According to government statistics, the pass rate for the ADI Part 1 test for the year ending in March 2022 was 45.2%. This just goes to show that getting additional practice and preparation ahead of time is incredibly important if you want to maximise your chances of passing on your first attempt and accelerating your progress towards becoming a qualified driving instructor.
In order to pass the ADI Part 1 test, candidates must achieve at least 85% on the multiple choice section (answering at least 20 out of the 25 questions in each of the 4 sections correctly) and score at least 57 out of 75 on the hazard perception section. This will indicate that you have a solid understanding of both sections of the test.
What happens if you fail the ADI Part 1 test?

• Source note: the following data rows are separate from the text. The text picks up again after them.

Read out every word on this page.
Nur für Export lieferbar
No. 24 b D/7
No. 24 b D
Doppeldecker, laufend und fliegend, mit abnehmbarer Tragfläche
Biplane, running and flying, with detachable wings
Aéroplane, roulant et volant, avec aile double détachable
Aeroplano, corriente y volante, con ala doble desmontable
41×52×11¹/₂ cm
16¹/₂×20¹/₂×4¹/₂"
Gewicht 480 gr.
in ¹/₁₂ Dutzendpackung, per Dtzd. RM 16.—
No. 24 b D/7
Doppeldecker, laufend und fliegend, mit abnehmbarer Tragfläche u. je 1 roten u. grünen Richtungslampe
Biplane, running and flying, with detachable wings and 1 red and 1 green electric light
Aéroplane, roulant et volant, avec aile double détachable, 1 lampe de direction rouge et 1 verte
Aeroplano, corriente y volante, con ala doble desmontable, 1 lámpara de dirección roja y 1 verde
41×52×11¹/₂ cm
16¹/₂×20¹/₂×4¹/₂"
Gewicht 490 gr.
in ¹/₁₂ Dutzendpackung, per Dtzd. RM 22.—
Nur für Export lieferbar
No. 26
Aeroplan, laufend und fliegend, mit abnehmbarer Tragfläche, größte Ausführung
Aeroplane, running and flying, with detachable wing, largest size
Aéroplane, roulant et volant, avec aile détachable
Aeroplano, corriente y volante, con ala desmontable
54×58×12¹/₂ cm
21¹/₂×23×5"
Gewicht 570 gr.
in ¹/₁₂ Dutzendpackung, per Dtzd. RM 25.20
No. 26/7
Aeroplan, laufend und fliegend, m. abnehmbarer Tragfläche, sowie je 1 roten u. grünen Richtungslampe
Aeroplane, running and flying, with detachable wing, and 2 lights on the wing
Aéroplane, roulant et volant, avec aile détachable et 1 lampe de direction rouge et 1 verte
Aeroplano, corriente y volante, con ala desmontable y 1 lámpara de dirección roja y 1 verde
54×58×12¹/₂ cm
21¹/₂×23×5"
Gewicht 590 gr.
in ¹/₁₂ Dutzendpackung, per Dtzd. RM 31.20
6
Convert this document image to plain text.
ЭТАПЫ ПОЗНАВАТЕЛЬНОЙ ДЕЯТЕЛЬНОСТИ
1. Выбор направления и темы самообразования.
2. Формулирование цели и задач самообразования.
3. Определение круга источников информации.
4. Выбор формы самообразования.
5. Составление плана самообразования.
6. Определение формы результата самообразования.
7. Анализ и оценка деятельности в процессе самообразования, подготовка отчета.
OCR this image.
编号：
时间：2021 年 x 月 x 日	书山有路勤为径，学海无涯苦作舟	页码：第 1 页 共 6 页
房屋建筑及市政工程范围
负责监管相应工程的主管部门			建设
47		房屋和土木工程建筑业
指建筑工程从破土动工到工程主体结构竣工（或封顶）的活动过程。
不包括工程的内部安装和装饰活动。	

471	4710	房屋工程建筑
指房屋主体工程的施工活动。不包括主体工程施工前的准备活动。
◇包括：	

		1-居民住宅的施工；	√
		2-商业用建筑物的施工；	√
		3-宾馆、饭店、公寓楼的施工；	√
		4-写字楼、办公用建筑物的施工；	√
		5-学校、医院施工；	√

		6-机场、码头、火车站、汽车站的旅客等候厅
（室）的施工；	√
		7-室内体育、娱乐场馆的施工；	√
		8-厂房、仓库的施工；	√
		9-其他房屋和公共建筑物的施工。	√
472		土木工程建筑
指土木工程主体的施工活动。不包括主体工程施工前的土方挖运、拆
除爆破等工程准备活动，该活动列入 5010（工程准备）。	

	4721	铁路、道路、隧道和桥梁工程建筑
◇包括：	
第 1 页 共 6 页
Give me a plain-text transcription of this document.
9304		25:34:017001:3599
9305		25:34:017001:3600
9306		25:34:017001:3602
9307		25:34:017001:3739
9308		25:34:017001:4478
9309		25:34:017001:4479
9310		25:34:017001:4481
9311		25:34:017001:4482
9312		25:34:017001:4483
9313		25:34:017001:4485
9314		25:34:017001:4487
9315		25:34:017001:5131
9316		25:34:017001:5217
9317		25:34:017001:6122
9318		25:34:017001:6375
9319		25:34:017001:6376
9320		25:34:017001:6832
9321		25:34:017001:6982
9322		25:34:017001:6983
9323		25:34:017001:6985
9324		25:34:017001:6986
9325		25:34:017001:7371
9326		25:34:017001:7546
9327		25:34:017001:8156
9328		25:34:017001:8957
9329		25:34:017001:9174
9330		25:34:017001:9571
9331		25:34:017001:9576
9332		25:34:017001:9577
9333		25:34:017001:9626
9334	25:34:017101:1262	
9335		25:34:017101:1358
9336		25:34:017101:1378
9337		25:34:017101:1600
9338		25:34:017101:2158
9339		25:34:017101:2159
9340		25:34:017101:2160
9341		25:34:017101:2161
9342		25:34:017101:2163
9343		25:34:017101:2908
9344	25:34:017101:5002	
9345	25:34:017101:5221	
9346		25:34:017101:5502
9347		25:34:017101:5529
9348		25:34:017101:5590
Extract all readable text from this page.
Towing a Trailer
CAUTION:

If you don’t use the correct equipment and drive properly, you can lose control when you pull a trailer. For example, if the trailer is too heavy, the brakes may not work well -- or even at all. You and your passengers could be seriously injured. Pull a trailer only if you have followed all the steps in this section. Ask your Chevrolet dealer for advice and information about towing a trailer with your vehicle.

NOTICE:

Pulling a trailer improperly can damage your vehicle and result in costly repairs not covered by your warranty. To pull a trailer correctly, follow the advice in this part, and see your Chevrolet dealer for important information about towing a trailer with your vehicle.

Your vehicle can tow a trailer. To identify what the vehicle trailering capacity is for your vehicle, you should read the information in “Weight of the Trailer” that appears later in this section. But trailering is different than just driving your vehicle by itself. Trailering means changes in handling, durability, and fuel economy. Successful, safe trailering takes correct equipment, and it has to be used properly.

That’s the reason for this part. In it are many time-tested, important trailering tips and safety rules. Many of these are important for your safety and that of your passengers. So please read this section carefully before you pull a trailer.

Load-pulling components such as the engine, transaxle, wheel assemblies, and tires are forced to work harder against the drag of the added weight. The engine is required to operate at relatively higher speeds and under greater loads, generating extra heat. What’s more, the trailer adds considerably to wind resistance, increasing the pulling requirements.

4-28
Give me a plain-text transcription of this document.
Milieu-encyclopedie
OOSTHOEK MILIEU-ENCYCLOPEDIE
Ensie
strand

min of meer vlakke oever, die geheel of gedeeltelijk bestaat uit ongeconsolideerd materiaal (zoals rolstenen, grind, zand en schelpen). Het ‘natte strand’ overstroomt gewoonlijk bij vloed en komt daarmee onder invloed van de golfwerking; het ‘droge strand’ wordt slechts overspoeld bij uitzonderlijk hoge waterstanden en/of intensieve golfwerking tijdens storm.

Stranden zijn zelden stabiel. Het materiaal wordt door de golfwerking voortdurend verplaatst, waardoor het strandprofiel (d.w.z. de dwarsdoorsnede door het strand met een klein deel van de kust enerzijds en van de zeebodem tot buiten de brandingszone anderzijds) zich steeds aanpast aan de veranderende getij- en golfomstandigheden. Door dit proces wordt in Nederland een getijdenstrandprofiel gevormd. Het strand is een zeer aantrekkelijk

If you fail Part 1 of the ADI test, you will be informed at the test centre. You will then be provided with information detailing what caused you to fail. This will allow you to dedicate time to studying and practising questions around this area.
If you don’t pass the ADI Part 1 first time around, then it’s not a problem! You will then be able to rebook a test, but you must wait a minimum of three working days before you can take the test again.
There’s no limit to how many times you can take the ADI Part 1 test, so don’t worry if you don’t quite meet the pass mark first time around. However, you will have to pay again every time you want to re-take it.
Driving instructor training with Bill Plant Driving School
The knowledge and skill required to become a driving instructor is incredibly worthwhile and rewarding. You must have the driving ability and skills to teach your pupils comprehensively and with patience, giving them the confidence and skill set to earn their driving licence and become safe drivers.
The ADI Part 1 test requires a lot of study and practice. Preparing well will give you the best opportunity to pass both the theory and hazard perception parts of your test.
Here at Bill Plant Driving School, we have the knowledge and expertise to help you gain the qualifications and skills needed to become a top driving instructor, and will support you every step of the way – including right at the beginning with your ADI Part 1 test.
Investing your time in a reputable and award-winning driving instructor training school is essential. Bill Plant Driving School is proud to offer its students a comprehensive learning experience that will prepare them for the ADI part 1 test.
You will also learn to improve your driving ability for the ADI Part 2 test. Add to this the instructional learning for your ADI Part 3 test, and you will be well on your way to your new career.
FAQs about ADI Test Part 1
What is the difference between a regular theory test and an ADI theory test?
The ADI theory test is more in-depth than the regular theory test that learner drivers will take before taking their practical driving test. It requires far greater knowledge and road awareness to pass, as you will be tasked with maintaining road safety and teaching at the same time.
What pass mark is required for the ADI part 1 test?
Candidates must achieve a pass rate of 85% or higher in the multiple-choice section of the ADI theory test. This must be made up of at least 20 correct answers for each section.
The pass mark for the hazard perception test is 57 out of 75. So, candidates should aim to score an average of 3 to 4 points per hazard.
What mechanical knowledge is required for the ADI part 1 theory test?
The ADI part 1 theory test covers a lot of topics including a mechanical knowledge driving test, and car control.
The mechanical knowledge covered in this section can cover many topics. This can include how often you should check lights and how the vehicle brakes work.
A lot of the mechanical knowledge will not be found in your theory test and highway code books. Good driving instructor training courses will provide further study materials and teach about the topics that may be covered.
How much does the ADI part 1 test cost?
The ADI Part 1 test costs £81. If you have to resit the test it will still cost £81, so it pays to put as much effort as possible into studying beforehand.